24 Ik, de Mensenzoon, moet wel sterven zoals door de profeten is gezegd. Maar wat ziet het er slecht uit voor degene die de Mensenzoon verraadt. Het zou beter voor hem zijn als hij nooit geboren was.’
25 Ook Judas vroeg: ‘Meester, ben ik het?’ En Jezus antwoordde: ‘Jij zegt het zelf.’

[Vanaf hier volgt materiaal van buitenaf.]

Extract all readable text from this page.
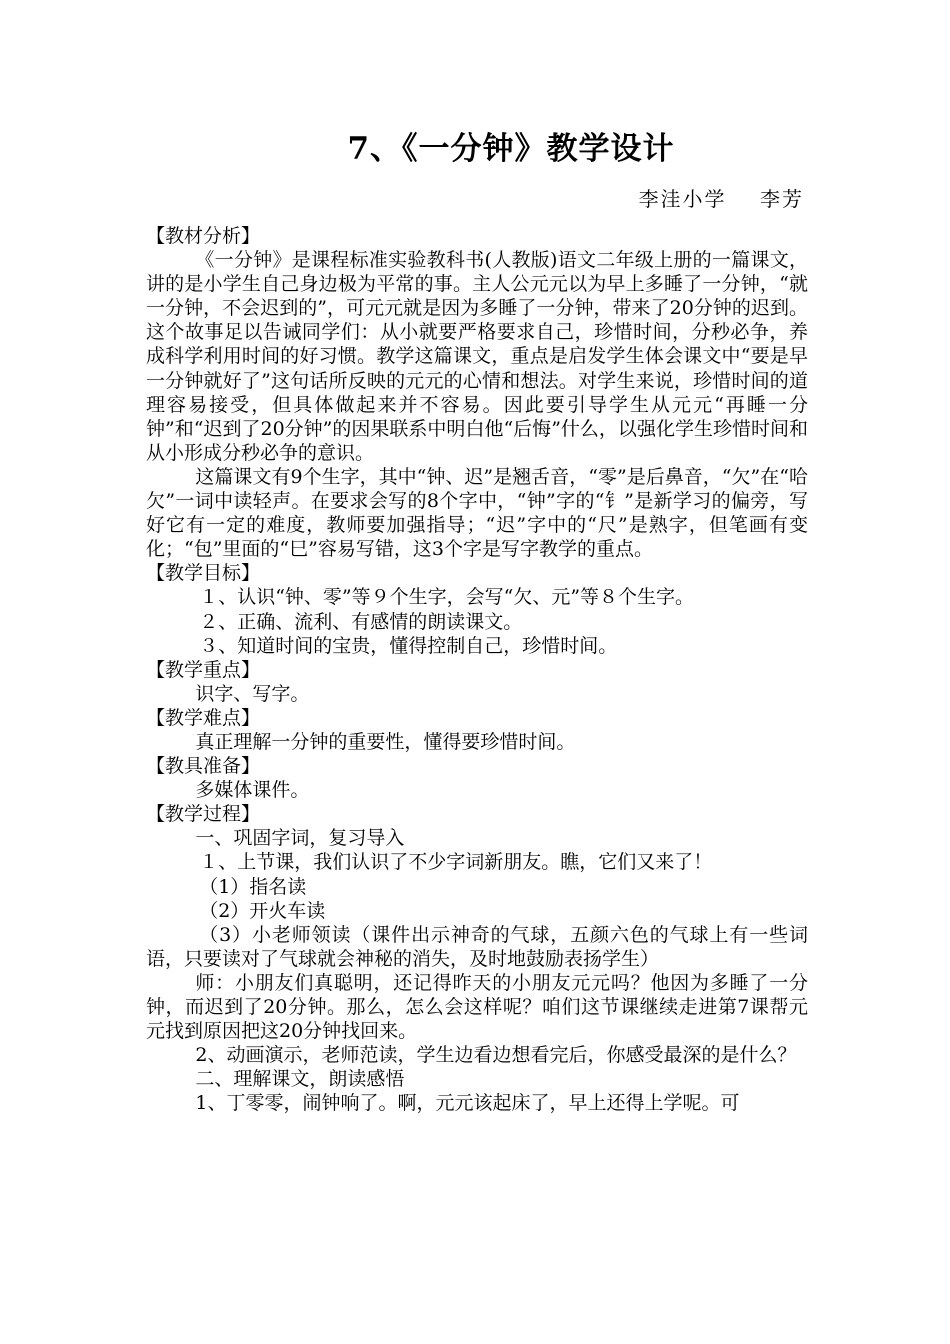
7、《一分钟》教学设计
李洼小学    李芳

【教材分析】

《一分钟》是课程标准实验教科书(人教版)语文二年级上册的一篇课文，讲的是小学生自己身边极为平常的事。主人公元元以为早上多睡了一分钟，“就一分钟，不会迟到的”，可元元就是因为多睡了一分钟，带来了20分钟的迟到。这个故事足以告诫同学们：从小就要严格要求自己，珍惜时间，分秒必争，养成科学利用时间的好习惯。教学这篇课文，重点是启发学生体会课文中“要是早一分钟就好了”这句话所反映的元元的心情和想法。对学生来说，珍惜时间的道理容易接受，但具体做起来并不容易。因此要引导学生从元元“再睡一分钟”和“迟到了20分钟”的因果联系中明白他“后悔”什么，以强化学生珍惜时间和从小形成分秒必争的意识。

这篇课文有9个生字，其中“钟、迟”是翘舌音，“零”是后鼻音，“欠”在“哈欠”一词中读轻声。在要求会写的8个字中，“钟”字的“钅”是新学习的偏旁，写好它有一定的难度，教师要加强指导；“迟”字中的“尺”是熟字，但笔画有变化；“包”里面的“巳”容易写错，这3个字是写字教学的重点。

【教学目标】

１、认识“钟、零”等９个生字，会写“欠、元”等８个生字。

２、正确、流利、有感情的朗读课文。

３、知道时间的宝贵，懂得控制自己，珍惜时间。

【教学重点】

识字、写字。

【教学难点】

真正理解一分钟的重要性，懂得要珍惜时间。

【教具准备】

多媒体课件。

【教学过程】

一、巩固字词，复习导入

１、上节课，我们认识了不少字词新朋友。瞧，它们又来了！

（1）指名读

（2）开火车读

（3）小老师领读（课件出示神奇的气球，五颜六色的气球上有一些词语，只要读对了气球就会神秘的消失，及时地鼓励表扬学生）

师：小朋友们真聪明，还记得昨天的小朋友元元吗？他因为多睡了一分钟，而迟到了20分钟。那么，怎么会这样呢？咱们这节课继续走进第7课帮元元找到原因把这20分钟找回来。

2、动画演示，老师范读，学生边看边想看完后，你感受最深的是什么？

二、理解课文，朗读感悟

1、丁零零，闹钟响了。啊，元元该起床了，早上还得上学呢。可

26 Tijdens het eten nam Jezus een brood, dankte God ervoor, brak het in stukken en gaf het aan zijn leerlingen. ‘Neem dit,’ zei Hij, ‘en eet het op, want dit is mijn lichaam.’
27 Daarna nam Hij een beker wijn, dankte God ervoor en gaf die aan hen.
28 ‘Drink er allemaal uit,’ zei Hij. ‘Dit is mijn bloed, waarmee het nieuwe verbond wordt bezegeld. Het zal vloeien om vergeving van de zonden te bewerken.
29 Let op mijn woorden: Ik zal geen wijn meer drinken tot de dag dat Ik met jullie nieuwe wijn zal drinken in het Koninkrijk van mijn Vader.’
30 Na de maaltijd zongen zij een lied tot eer van God en gingen vervolgens naar de Olijfberg.